Submitting Pull Requests

  1. Push your changes to your fork:

    bash
    git push origin feature/your-feature-name
  2. Open a pull request on GitHub

  3. Fill out the PR template (summary, type of change, test plan, checklist)

  4. Ensure your PR title follows Conventional Commits format (e.g., feat: add new rule) — this is enforced by CI

  5. Wait for CI checks to pass

  6. Address any review feedback

  7. Once approved, a maintainer will merge your PR

Reporting Issues

Bug reports should include: claudelint version (claudelint --version), Node.js version (node --version), operating system, steps to reproduce, expected vs actual behavior, and error messages or logs.
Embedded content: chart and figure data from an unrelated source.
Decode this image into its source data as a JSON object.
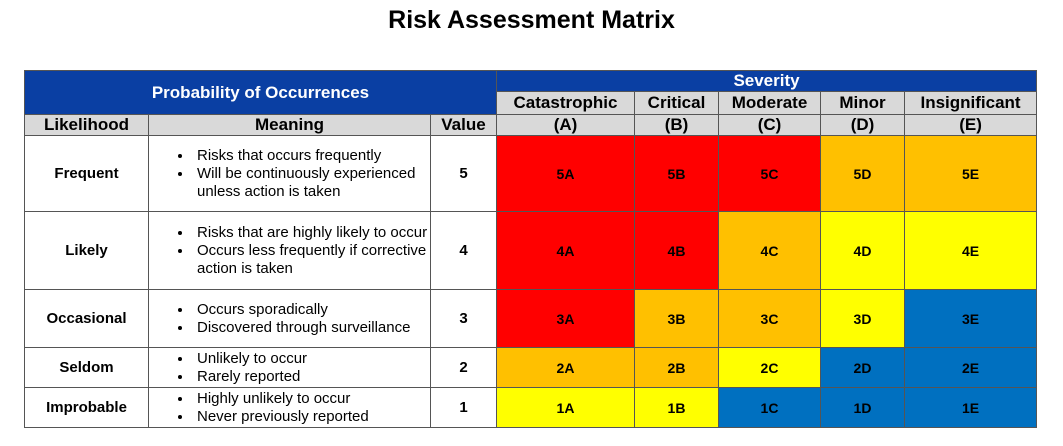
{
  "title": "Risk Assessment Matrix",
  "header": {
    "probability": "Probability of Occurrences",
    "severity": "Severity",
    "likelihood": "Likelihood",
    "meaning": "Meaning",
    "value": "Value"
  },
  "severity_columns": [
    {
      "name": "Catastrophic",
      "code": "(A)"
    },
    {
      "name": "Critical",
      "code": "(B)"
    },
    {
      "name": "Moderate",
      "code": "(C)"
    },
    {
      "name": "Minor",
      "code": "(D)"
    },
    {
      "name": "Insignificant",
      "code": "(E)"
    }
  ],
  "rows": [
    {
      "likelihood": "Frequent",
      "meaning": [
        "Risks that occurs frequently",
        "Will be continuously experienced unless action is taken"
      ],
      "value": "5",
      "cells": [
        {
          "label": "5A",
          "level": "red"
        },
        {
          "label": "5B",
          "level": "red"
        },
        {
          "label": "5C",
          "level": "red"
        },
        {
          "label": "5D",
          "level": "orange"
        },
        {
          "label": "5E",
          "level": "orange"
        }
      ]
    },
    {
      "likelihood": "Likely",
      "meaning": [
        "Risks that are highly likely to occur",
        "Occurs less frequently if corrective action is taken"
      ],
      "value": "4",
      "cells": [
        {
          "label": "4A",
          "level": "red"
        },
        {
          "label": "4B",
          "level": "red"
        },
        {
          "label": "4C",
          "level": "orange"
        },
        {
          "label": "4D",
          "level": "yellow"
        },
        {
          "label": "4E",
          "level": "yellow"
        }
      ]
    },
    {
      "likelihood": "Occasional",
      "meaning": [
        "Occurs sporadically",
        "Discovered through surveillance"
      ],
      "value": "3",
      "cells": [
        {
          "label": "3A",
          "level": "red"
        },
        {
          "label": "3B",
          "level": "orange"
        },
        {
          "label": "3C",
          "level": "orange"
        },
        {
          "label": "3D",
          "level": "yellow"
        },
        {
          "label": "3E",
          "level": "blue"
        }
      ]
    },
    {
      "likelihood": "Seldom",
      "meaning": [
        "Unlikely to occur",
        "Rarely reported"
      ],
      "value": "2",
      "cells": [
        {
          "label": "2A",
          "level": "orange"
        },
        {
          "label": "2B",
          "level": "orange"
        },
        {
          "label": "2C",
          "level": "yellow"
        },
        {
          "label": "2D",
          "level": "blue"
        },
        {
          "label": "2E",
          "level": "blue"
        }
      ]
    },
    {
      "likelihood": "Improbable",
      "meaning": [
        "Highly unlikely to occur",
        "Never previously reported"
      ],
      "value": "1",
      "cells": [
        {
          "label": "1A",
          "level": "yellow"
        },
        {
          "label": "1B",
          "level": "yellow"
        },
        {
          "label": "1C",
          "level": "blue"
        },
        {
          "label": "1D",
          "level": "blue"
        },
        {
          "label": "1E",
          "level": "blue"
        }
      ]
    }
  ],
  "colors": {
    "header_blue": "#0a3fa3",
    "header_gray": "#d9d9d9",
    "red": "#ff0000",
    "orange": "#ffc000",
    "yellow": "#ffff00",
    "blue": "#0070c0"
  }
}
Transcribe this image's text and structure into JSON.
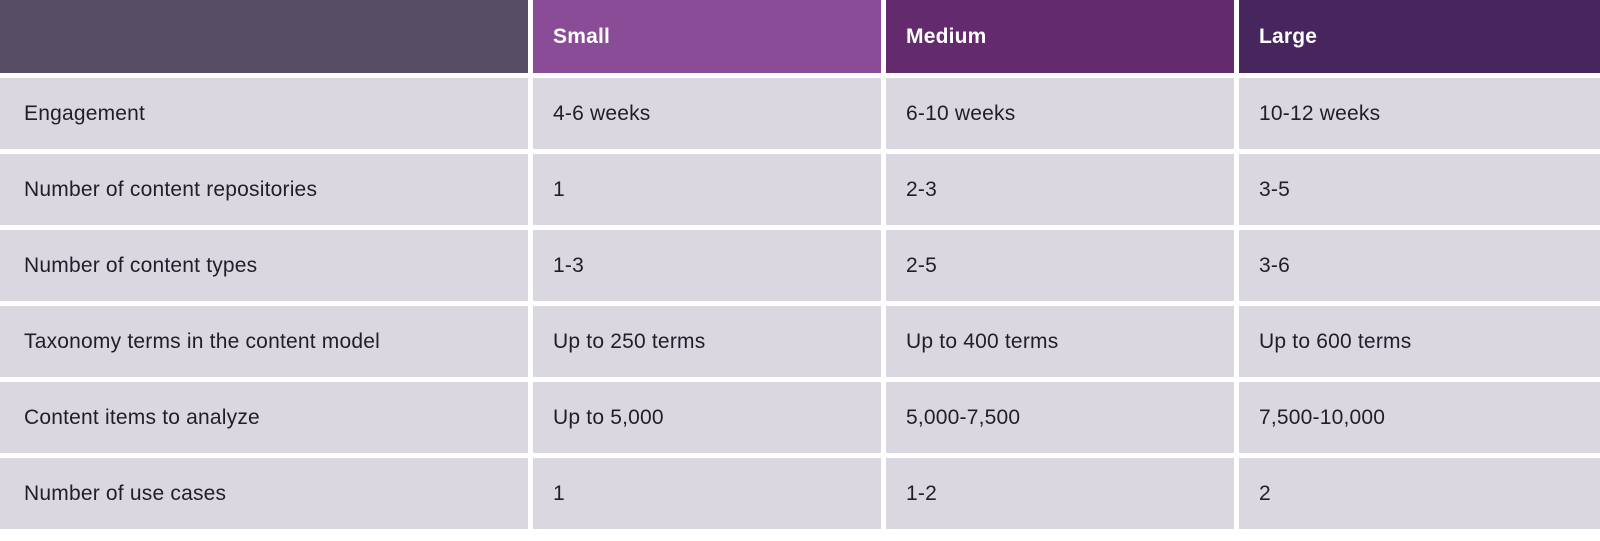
{
  "table": {
    "columns": [
      "",
      "Small",
      "Medium",
      "Large"
    ],
    "rows": [
      {
        "label": "Engagement",
        "small": "4-6 weeks",
        "medium": "6-10 weeks",
        "large": "10-12 weeks"
      },
      {
        "label": "Number of content repositories",
        "small": "1",
        "medium": "2-3",
        "large": "3-5"
      },
      {
        "label": "Number of content types",
        "small": "1-3",
        "medium": "2-5",
        "large": "3-6"
      },
      {
        "label": "Taxonomy terms in the content model",
        "small": "Up to 250 terms",
        "medium": "Up to 400 terms",
        "large": "Up to 600 terms"
      },
      {
        "label": "Content items to analyze",
        "small": "Up to 5,000",
        "medium": "5,000-7,500",
        "large": "7,500-10,000"
      },
      {
        "label": "Number of use cases",
        "small": "1",
        "medium": "1-2",
        "large": "2"
      }
    ]
  },
  "colors": {
    "header_blank_bg": "#574e66",
    "header_small_bg": "#8a4c97",
    "header_medium_bg": "#632b6e",
    "header_large_bg": "#46265c",
    "body_cell_bg": "#dad7e1",
    "body_text": "#211e29",
    "header_text": "#ffffff",
    "grid_gap": "#ffffff"
  },
  "chart_data": {
    "type": "table",
    "title": "",
    "column_headers": [
      "",
      "Small",
      "Medium",
      "Large"
    ],
    "row_headers": [
      "Engagement",
      "Number of content repositories",
      "Number of content types",
      "Taxonomy terms in the content model",
      "Content items to analyze",
      "Number of use cases"
    ],
    "cells": [
      [
        "4-6 weeks",
        "6-10 weeks",
        "10-12 weeks"
      ],
      [
        "1",
        "2-3",
        "3-5"
      ],
      [
        "1-3",
        "2-5",
        "3-6"
      ],
      [
        "Up to 250 terms",
        "Up to 400 terms",
        "Up to 600 terms"
      ],
      [
        "Up to 5,000",
        "5,000-7,500",
        "7,500-10,000"
      ],
      [
        "1",
        "1-2",
        "2"
      ]
    ]
  }
}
Feature requests should include: use case description, proposed solution, alternative solutions considered, and impact on existing functionality.

Documentation Website

The documentation site is built with VitePress and lives in the website/ directory. Rule documentation pages are auto-generated from source code metadata.

Running locally

bash
# Start the dev server (generates rule docs + launches at localhost:5173)
npm run docs:dev

# Generate rule pages only (no dev server)
npm run docs:generate

# Production build
npm run docs:build

# Preview the production build
npm run docs:preview

How it works

Editing documentation

For contributing code: Architecture, Custom Rules

For users: Getting Started, Configuration, Rules Reference, Troubleshooting

Release Process

For maintainers only.

  1. Verify constants are current:

    bash
    npm run check:constants

    If drift detected, fix it before proceeding. See Verifying Constants.

  2. Run full validation:

    bash
    npm run validate:all
  3. Choose release type:

    bash
    npm run release:patch    # Patch (bug fixes): 0.2.0 -> 0.2.1
    npm run release:minor    # Minor (new features): 0.2.0 -> 0.3.0
    npm run release:major    # Major (breaking changes): 0.2.0 -> 1.0.0
    npm run release          # Interactive (prompts for version)

The release command uses release-it and handles everything: lint, test, build, CHANGELOG generation, version bump, skill version sync, git tag, GitHub release, and npm publish.

Getting Help

License

By contributing to claudelint, you agree that your contributions will be licensed under the MIT License.